Com poucos e intensos vinte e sete anos e poucos meses de vida tive muitas oportunidades e com elas vieram algumas escolhas. Estas escolhas em conjunto com uma personalidade (por vezes irritantemente) crítica me proporcionaram o privilégio (prefiro acreditar assim) de conseguir transitar por muitos meios. Estes meios que vão do seio familiar, amigos que escolhi e me escolheram e das tais quarenta e quatro horas semanais são muito diversos. E poucas coisas me fascinam mais do que a diversidade, as mudanças e a guerra à mesmice.

Este trânsito nesses meios todos construiu um ser humano que naturalmente consegue identificar e se desvencilhar com parcimônia, elegância (não aquela de Gloria Kalil, mas aquela da simplicidade da vida) e naturalidade ao racismo e ao preconceito. Isso se constrói e se desenvolve. Longe de ser um militante assíduo do movimento negro, faço do meu jeito, com mais silêncio e comedimento. Sei reconhecer que o barulho e o dedo na ferida (se bem feito) é o que aproxima os abismos raciais do mundo em que vivo.

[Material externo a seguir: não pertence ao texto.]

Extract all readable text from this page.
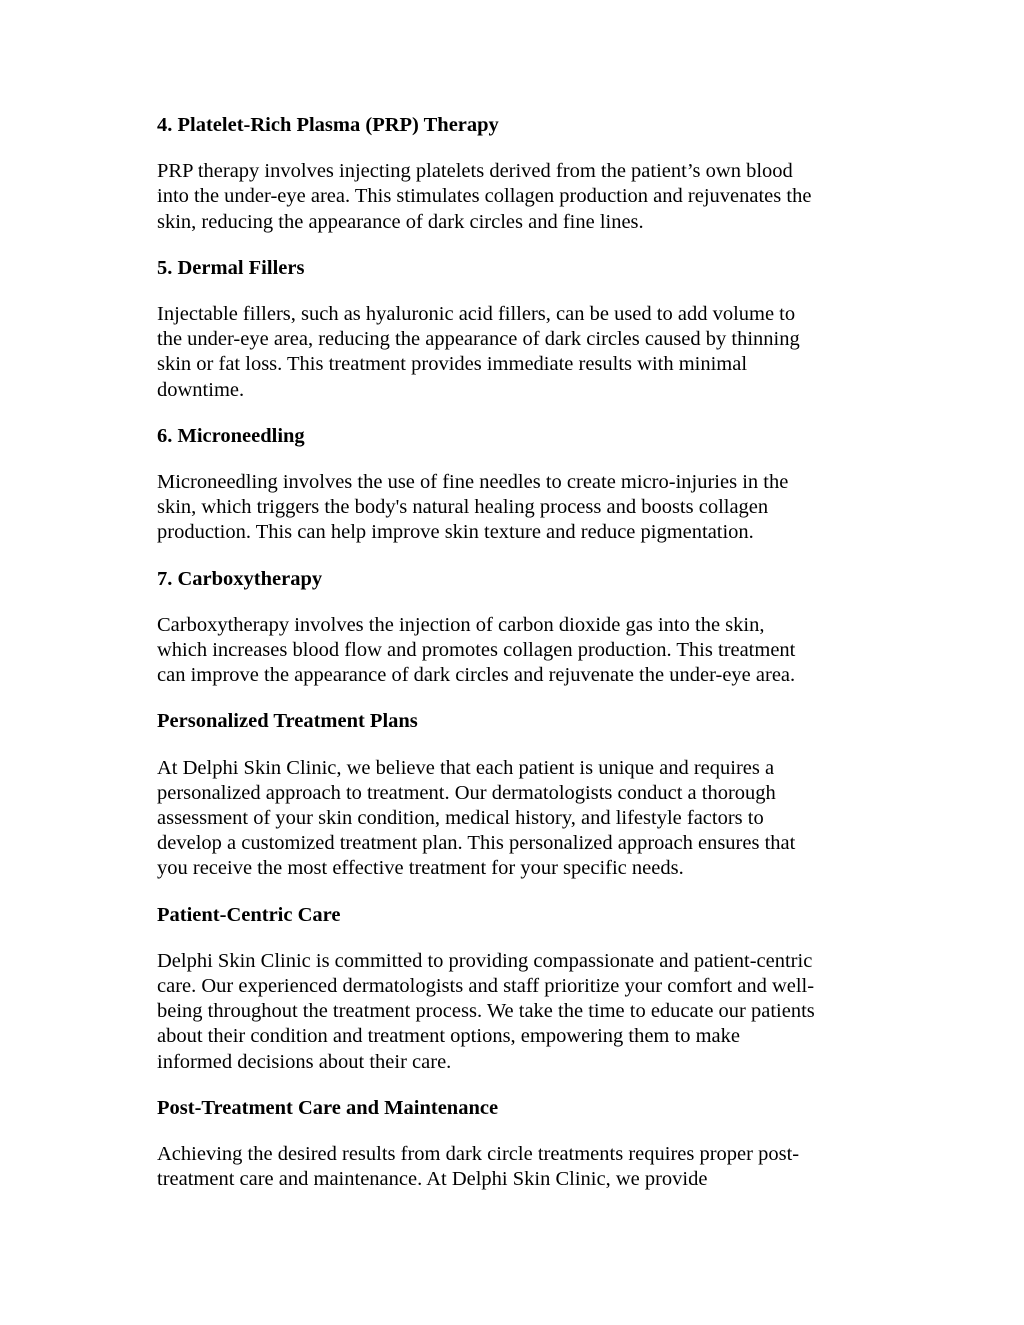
4. Platelet-Rich Plasma (PRP) Therapy
PRP therapy involves injecting platelets derived from the patient’s own blood
into the under-eye area. This stimulates collagen production and rejuvenates the
skin, reducing the appearance of dark circles and fine lines.
5. Dermal Fillers
Injectable fillers, such as hyaluronic acid fillers, can be used to add volume to
the under-eye area, reducing the appearance of dark circles caused by thinning
skin or fat loss. This treatment provides immediate results with minimal
downtime.
6. Microneedling
Microneedling involves the use of fine needles to create micro-injuries in the
skin, which triggers the body's natural healing process and boosts collagen
production. This can help improve skin texture and reduce pigmentation.
7. Carboxytherapy
Carboxytherapy involves the injection of carbon dioxide gas into the skin,
which increases blood flow and promotes collagen production. This treatment
can improve the appearance of dark circles and rejuvenate the under-eye area.
Personalized Treatment Plans
At Delphi Skin Clinic, we believe that each patient is unique and requires a
personalized approach to treatment. Our dermatologists conduct a thorough
assessment of your skin condition, medical history, and lifestyle factors to
develop a customized treatment plan. This personalized approach ensures that
you receive the most effective treatment for your specific needs.
Patient-Centric Care
Delphi Skin Clinic is committed to providing compassionate and patient-centric
care. Our experienced dermatologists and staff prioritize your comfort and well-
being throughout the treatment process. We take the time to educate our patients
about their condition and treatment options, empowering them to make
informed decisions about their care.
Post-Treatment Care and Maintenance
Achieving the desired results from dark circle treatments requires proper post-
treatment care and maintenance. At Delphi Skin Clinic, we provide
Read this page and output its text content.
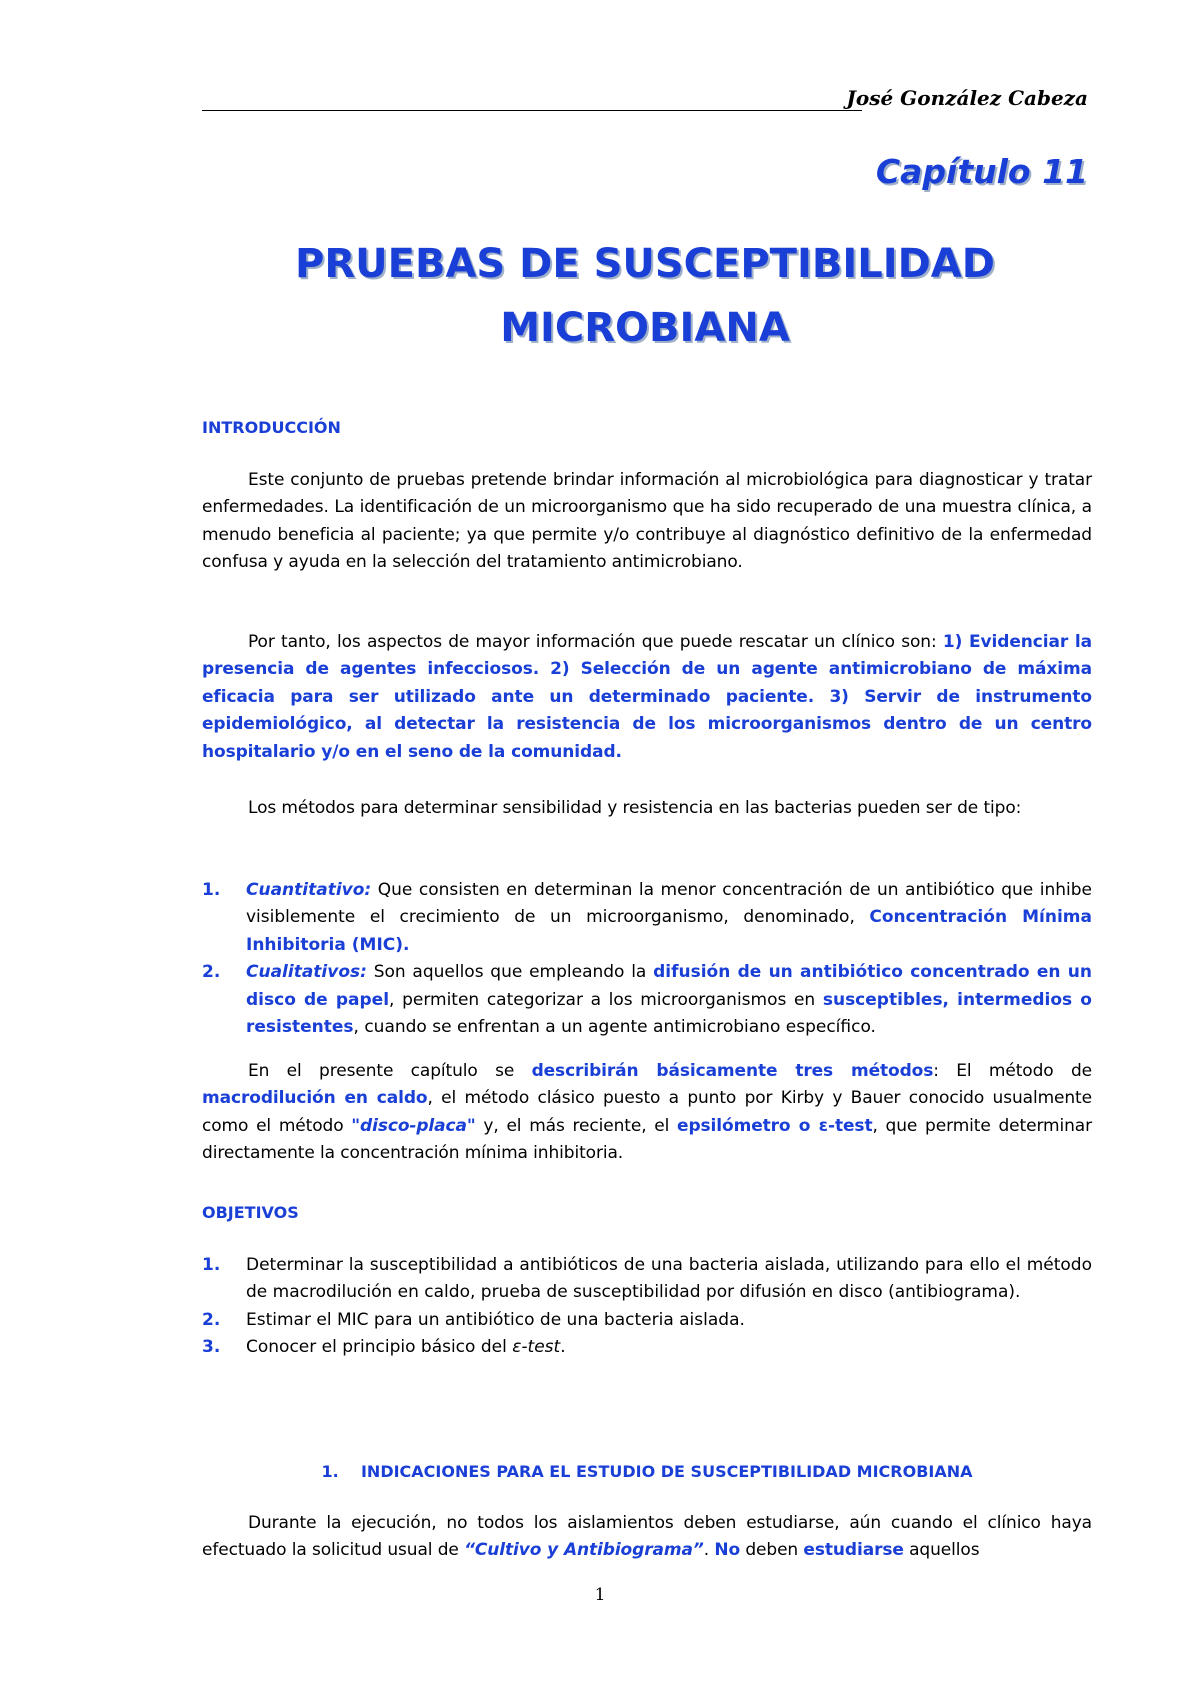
José González Cabeza
Capítulo 11
PRUEBAS DE SUSCEPTIBILIDAD
MICROBIANA
INTRODUCCIÓN
Este conjunto de pruebas pretende brindar información al microbiológica para diagnosticar y tratar enfermedades. La identificación de un microorganismo que ha sido recuperado de una muestra clínica, a menudo beneficia al paciente; ya que permite y/o contribuye al diagnóstico definitivo de la enfermedad confusa y ayuda en la selección del tratamiento antimicrobiano.
Por tanto, los aspectos de mayor información que puede rescatar un clínico son: 1) Evidenciar la presencia de agentes infecciosos. 2) Selección de un agente antimicrobiano de máxima eficacia para ser utilizado ante un determinado paciente. 3) Servir de instrumento epidemiológico, al detectar la resistencia de los microorganismos dentro de un centro hospitalario y/o en el seno de la comunidad.
Los métodos para determinar sensibilidad y resistencia en las bacterias pueden ser de tipo:
1. Cuantitativo: Que consisten en determinan la menor concentración de un antibiótico que inhibe visiblemente el crecimiento de un microorganismo, denominado, Concentración Mínima Inhibitoria (MIC).
2. Cualitativos: Son aquellos que empleando la difusión de un antibiótico concentrado en un disco de papel, permiten categorizar a los microorganismos en susceptibles, intermedios o resistentes, cuando se enfrentan a un agente antimicrobiano específico.
En el presente capítulo se describirán básicamente tres métodos: El método de macrodilución en caldo, el método clásico puesto a punto por Kirby y Bauer conocido usualmente como el método "disco-placa" y, el más reciente, el epsilómetro o ε-test, que permite determinar directamente la concentración mínima inhibitoria.
OBJETIVOS
1. Determinar la susceptibilidad a antibióticos de una bacteria aislada, utilizando para ello el método de macrodilución en caldo, prueba de susceptibilidad por difusión en disco (antibiograma).
2. Estimar el MIC para un antibiótico de una bacteria aislada.
3. Conocer el principio básico del ε-test.
1.    INDICACIONES PARA EL ESTUDIO DE SUSCEPTIBILIDAD MICROBIANA
Durante la ejecución, no todos los aislamientos deben estudiarse, aún cuando el clínico haya efectuado la solicitud usual de “Cultivo y Antibiograma”. No deben estudiarse aquellos
1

Quando me encontrei neste cenário e entendi a tarefa de cumprir, como posso, o meu papel de negro brasileiro acredito que comecei a me tornar negro, o que pra mim extrapola as afinidades com a nossa cultura, origem e música como forma de empoderamento. Tornar-se negro para mim é trazer a luz a reflexão de sua condição social e a empatia com todos os seus e semelhantes.

Os negros que mais admiro, me inspiram e que eu aspiro ser são dotados de sensibilidade. Lutam e relutam mais do que quaisquer outros contra os preconceitos que todo mundo possui, rechaçam as homofobias, xenofobias e demais fobias como ninguém. Se reconhecem. Reluzem. Inspiram. Tornam-se e com isso transformam!